Custas a suportar pela apelante.         

                                                                            Coimbra, 09 de novembro de 2021


[1] “António Santos Abrantes Geraldes, Paulo Pimenta e Luís Filipe Pires de Sousa, “Código de Processo Civil Anotado”, Vol. II, Almedina, pp. 22-23.
[2] “Títulos Executivos”, artigo publicado in “A Reforma da Ação Executiva”, Revista THEMIS, Ano IV – N. 7 - 2003, p. 46. Em igual sentido se pronunciou o Ac.
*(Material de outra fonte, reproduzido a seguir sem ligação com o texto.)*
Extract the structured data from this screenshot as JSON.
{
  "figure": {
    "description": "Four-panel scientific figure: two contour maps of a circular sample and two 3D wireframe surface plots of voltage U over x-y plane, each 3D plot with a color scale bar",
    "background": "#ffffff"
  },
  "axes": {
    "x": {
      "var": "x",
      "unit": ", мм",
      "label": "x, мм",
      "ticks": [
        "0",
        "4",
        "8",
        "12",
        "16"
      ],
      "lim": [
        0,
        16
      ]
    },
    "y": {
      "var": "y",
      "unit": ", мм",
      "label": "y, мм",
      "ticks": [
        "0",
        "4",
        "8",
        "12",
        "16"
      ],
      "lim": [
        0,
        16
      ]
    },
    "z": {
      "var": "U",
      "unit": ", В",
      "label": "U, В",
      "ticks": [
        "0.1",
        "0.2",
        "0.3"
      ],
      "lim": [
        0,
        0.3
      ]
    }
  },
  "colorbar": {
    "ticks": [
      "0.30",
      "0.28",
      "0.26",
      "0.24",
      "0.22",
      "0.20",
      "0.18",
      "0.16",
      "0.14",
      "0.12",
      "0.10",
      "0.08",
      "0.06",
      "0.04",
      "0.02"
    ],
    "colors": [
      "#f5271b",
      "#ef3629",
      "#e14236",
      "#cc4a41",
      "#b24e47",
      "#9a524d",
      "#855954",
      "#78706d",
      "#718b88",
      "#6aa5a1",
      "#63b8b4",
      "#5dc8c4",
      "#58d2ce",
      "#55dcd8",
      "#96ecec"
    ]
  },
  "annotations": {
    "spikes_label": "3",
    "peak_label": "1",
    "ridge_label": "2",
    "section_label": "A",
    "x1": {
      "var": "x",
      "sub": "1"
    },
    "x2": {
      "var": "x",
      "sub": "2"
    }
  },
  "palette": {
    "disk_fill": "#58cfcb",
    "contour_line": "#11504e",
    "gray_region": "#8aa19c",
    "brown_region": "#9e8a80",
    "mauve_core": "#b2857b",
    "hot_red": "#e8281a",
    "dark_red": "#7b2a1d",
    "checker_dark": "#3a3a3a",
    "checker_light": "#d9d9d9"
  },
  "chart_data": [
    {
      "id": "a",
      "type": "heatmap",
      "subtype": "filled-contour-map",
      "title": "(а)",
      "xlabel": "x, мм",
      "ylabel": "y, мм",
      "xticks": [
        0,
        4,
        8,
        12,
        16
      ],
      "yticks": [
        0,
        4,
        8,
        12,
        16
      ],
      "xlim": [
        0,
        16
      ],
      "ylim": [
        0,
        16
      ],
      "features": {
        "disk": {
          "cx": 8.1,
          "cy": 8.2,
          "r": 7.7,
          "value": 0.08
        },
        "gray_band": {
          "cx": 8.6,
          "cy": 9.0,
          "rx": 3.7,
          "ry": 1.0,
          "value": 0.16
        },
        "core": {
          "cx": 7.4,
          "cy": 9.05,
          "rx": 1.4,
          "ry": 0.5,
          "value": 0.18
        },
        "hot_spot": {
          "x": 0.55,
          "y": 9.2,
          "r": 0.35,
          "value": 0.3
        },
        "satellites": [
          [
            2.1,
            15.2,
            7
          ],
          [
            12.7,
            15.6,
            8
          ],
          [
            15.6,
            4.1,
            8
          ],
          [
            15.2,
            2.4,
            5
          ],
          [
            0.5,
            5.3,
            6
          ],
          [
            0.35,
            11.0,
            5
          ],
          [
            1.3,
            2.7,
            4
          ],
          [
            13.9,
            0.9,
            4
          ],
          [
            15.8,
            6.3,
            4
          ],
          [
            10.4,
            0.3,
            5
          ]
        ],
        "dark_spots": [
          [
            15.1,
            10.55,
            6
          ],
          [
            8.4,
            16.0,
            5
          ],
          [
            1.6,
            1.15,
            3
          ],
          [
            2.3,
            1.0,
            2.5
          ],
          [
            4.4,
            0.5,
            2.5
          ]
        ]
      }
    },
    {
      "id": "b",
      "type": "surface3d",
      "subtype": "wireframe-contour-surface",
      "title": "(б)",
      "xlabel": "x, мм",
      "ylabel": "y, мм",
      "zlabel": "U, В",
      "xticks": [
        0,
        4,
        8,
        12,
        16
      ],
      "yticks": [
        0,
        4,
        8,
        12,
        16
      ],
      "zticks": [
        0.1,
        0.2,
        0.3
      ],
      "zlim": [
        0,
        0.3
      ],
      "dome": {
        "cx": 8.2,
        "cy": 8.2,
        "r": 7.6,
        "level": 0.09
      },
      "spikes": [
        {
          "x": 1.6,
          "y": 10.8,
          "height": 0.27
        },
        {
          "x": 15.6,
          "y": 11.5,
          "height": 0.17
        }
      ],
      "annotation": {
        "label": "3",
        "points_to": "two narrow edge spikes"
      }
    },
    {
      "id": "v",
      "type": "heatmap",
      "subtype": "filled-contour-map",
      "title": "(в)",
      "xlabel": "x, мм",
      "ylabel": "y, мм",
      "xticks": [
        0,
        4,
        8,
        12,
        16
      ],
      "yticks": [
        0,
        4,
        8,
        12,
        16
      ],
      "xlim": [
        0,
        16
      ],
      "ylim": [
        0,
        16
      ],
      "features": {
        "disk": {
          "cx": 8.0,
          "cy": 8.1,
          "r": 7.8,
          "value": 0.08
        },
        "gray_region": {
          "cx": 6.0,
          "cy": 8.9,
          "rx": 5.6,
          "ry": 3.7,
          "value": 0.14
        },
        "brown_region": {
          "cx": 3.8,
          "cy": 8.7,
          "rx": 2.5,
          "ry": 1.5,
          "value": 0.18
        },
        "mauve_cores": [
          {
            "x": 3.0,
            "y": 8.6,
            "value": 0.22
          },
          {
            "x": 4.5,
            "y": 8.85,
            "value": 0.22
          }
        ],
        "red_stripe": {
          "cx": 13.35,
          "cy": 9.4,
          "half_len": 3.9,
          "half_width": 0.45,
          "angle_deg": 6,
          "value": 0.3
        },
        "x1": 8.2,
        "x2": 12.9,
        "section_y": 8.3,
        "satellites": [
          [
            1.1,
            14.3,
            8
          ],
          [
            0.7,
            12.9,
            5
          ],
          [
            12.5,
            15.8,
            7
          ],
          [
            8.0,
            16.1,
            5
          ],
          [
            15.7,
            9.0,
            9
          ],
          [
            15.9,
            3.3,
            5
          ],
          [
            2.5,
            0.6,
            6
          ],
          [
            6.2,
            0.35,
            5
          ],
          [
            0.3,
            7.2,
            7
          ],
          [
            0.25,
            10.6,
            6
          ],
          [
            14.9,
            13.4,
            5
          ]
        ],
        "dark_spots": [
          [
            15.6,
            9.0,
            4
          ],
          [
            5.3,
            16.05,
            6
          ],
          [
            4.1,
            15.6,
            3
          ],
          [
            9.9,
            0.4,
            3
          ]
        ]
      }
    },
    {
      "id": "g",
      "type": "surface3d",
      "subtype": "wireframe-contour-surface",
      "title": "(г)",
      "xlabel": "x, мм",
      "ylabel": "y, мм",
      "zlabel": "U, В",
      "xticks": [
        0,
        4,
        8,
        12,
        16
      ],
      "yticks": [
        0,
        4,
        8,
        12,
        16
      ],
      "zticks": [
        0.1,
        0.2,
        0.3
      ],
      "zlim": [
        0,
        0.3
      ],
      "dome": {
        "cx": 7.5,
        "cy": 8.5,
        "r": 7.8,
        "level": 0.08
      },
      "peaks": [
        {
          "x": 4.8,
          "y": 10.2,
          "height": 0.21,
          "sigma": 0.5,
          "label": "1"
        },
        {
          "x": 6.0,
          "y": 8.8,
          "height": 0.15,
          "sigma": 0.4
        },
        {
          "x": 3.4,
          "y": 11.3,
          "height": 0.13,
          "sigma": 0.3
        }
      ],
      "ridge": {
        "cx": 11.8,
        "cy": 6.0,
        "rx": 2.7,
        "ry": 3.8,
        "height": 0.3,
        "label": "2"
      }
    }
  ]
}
STJ de 16.04.74, in BMJ nº236, p. 108, onde se afirma que “não é tão pouco exequível o título que formalize o contrato em cujo incumprimento se funde o direito a indemnização, ainda que as partes neles tenham estabelecido uma clausula penal.”
[3] Fernando Pereira Rodrigues, “Usucapião, Constituição Originária de Direitos Através da Posse”, Almedina, p. 79.
[4] Cominando embora o artigo 892º a venda de bens alheios com a nulidade, os artigos 892º e ss., estabelecem regras que se desviam do regime geral da nulidade, nomeadamente quanto às regras para arguir a nulidade, aos efeitos da mesma e à possibilidade de sanar o vício – Yara Miranda, “Venda de Coisa Alheia”, in THEMIS, ANO VI – Nº11 – 2005, p.131. A nulidade, não só, tem de ser invocada pelas partes, como o vendedor não pode opor a nulidade ao comprador de boa-fé – neste caso, o vendedor não só não pode invocar a nulidade, como tem de a sanar, adquirindo a coisa ou o direito vendido –, como não pode opô-la ao vendedor de boa-fé ao comprador doloso. Por outro lado, os princípios gerais, expressos no artigo 289º, sobre os efeitos da nulidade, são, em certa medida, afastados pelo artigo 894º do CC –  Pires de Lima e Antunes Varela, “Código Civil Anotado”, Vol. II, 3ª ed., pp. 191-192.